The “Devil Wears Prada 2” takes place in a world where the media industry is in free fall, professional expectations have been diminished, and A.I. is sucking the life out of cultural institutions. The men in charge — a callow bro who inherits the parent company of Miranda’s magazine and a tech billionaire who wants to buy it — are philistines. As the movie begins, Andy is fired from her newspaper job by text just before accepting a journalism award. We learn that she never married and has frozen her eggs.
But the audience isn’t meant to pity her, or to think she would have been better off with Nate. It’s obvious that she loves her work and finds meaning in it. Much of the movie is the story of how she fights to keep doing it.
“The Devil Wears Prada 2” is, of course, a fantasy, but it’s a fantasy that audiences — especially, it seems safe to say, female audiences — are flocking to. Worldwide, it had the second largest opening of any film this year. I made the mistake of waiting until Thursday to buy tickets for a Sunday matinee in New York, so my daughter and I had to crane our necks in the front row. In London, the musical version of the original movie, starring Vanessa Williams with music by Elton John, has been a huge hit and was recently extended into 2027.

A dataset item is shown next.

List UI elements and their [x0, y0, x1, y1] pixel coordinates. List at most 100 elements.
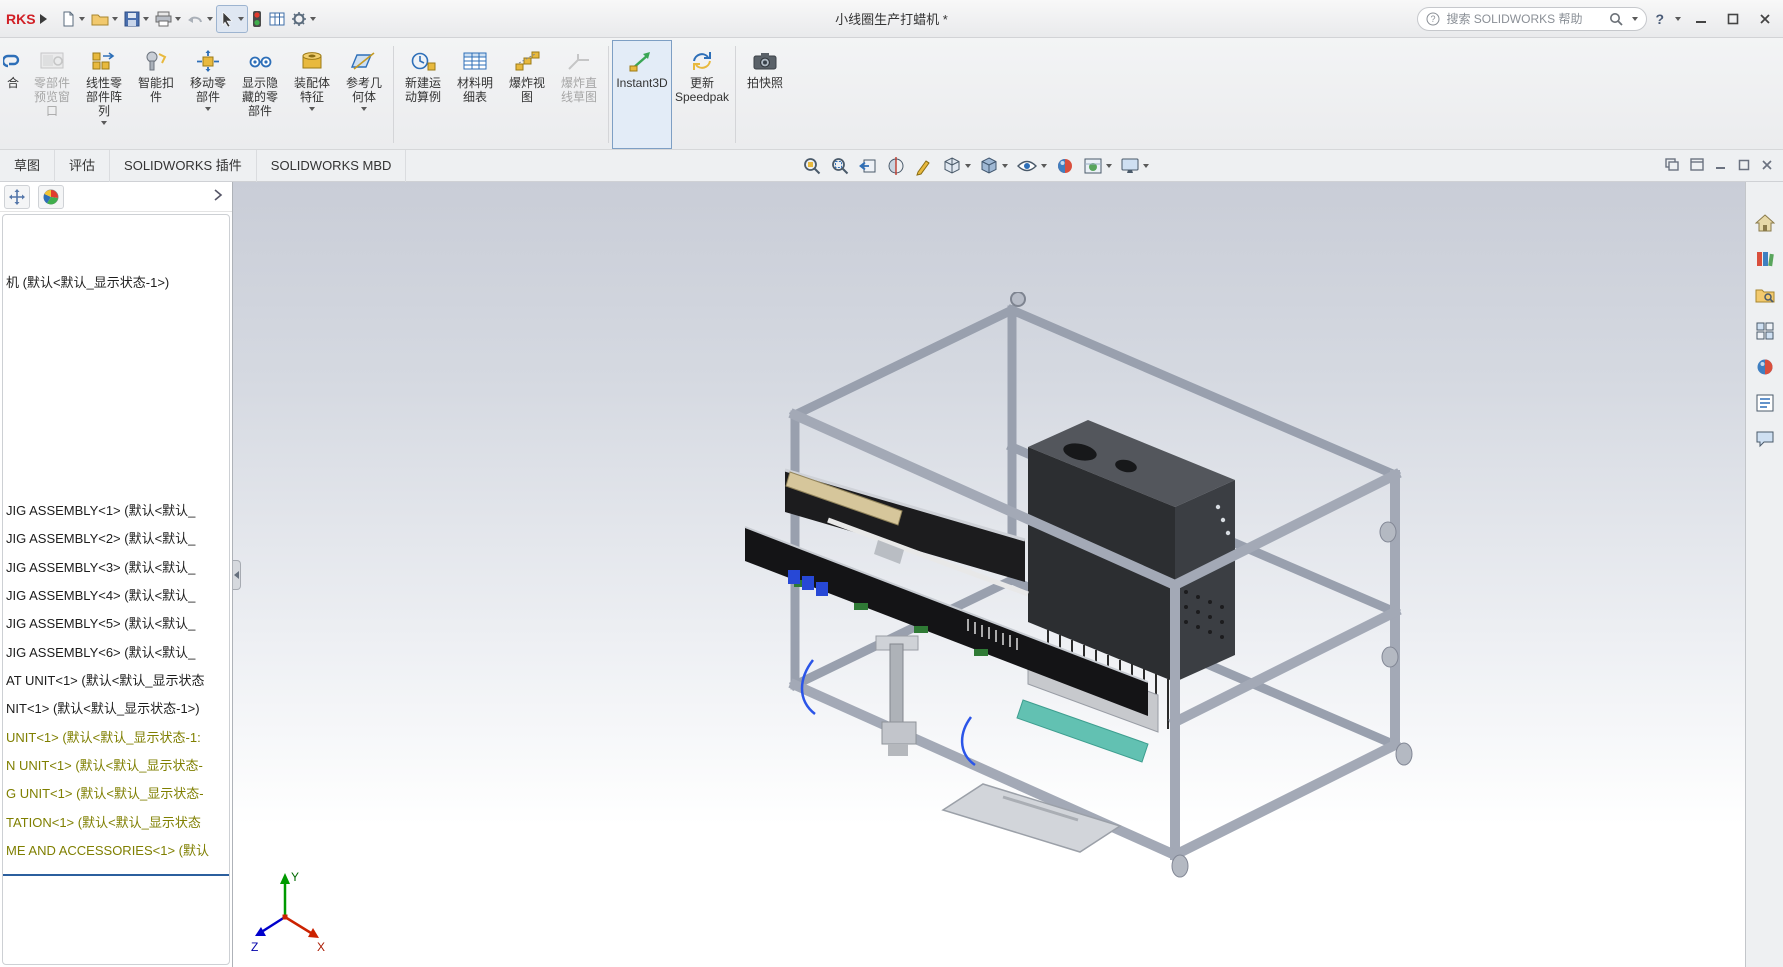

It turns out that some women do, in fact, dream of labor, at least the kind that comes with a sense of mastery, agency and glamour. Like all objects of romantic yearning, such work is often out of reach, and if you’re lucky enough to find it, it can still disappoint you. That’s no reason to tell girls and women to curtail their aspirations. People should know, Miranda says during her reverie about her career, that there’s a cost to a life like hers. It’s clear she doesn’t regret paying it.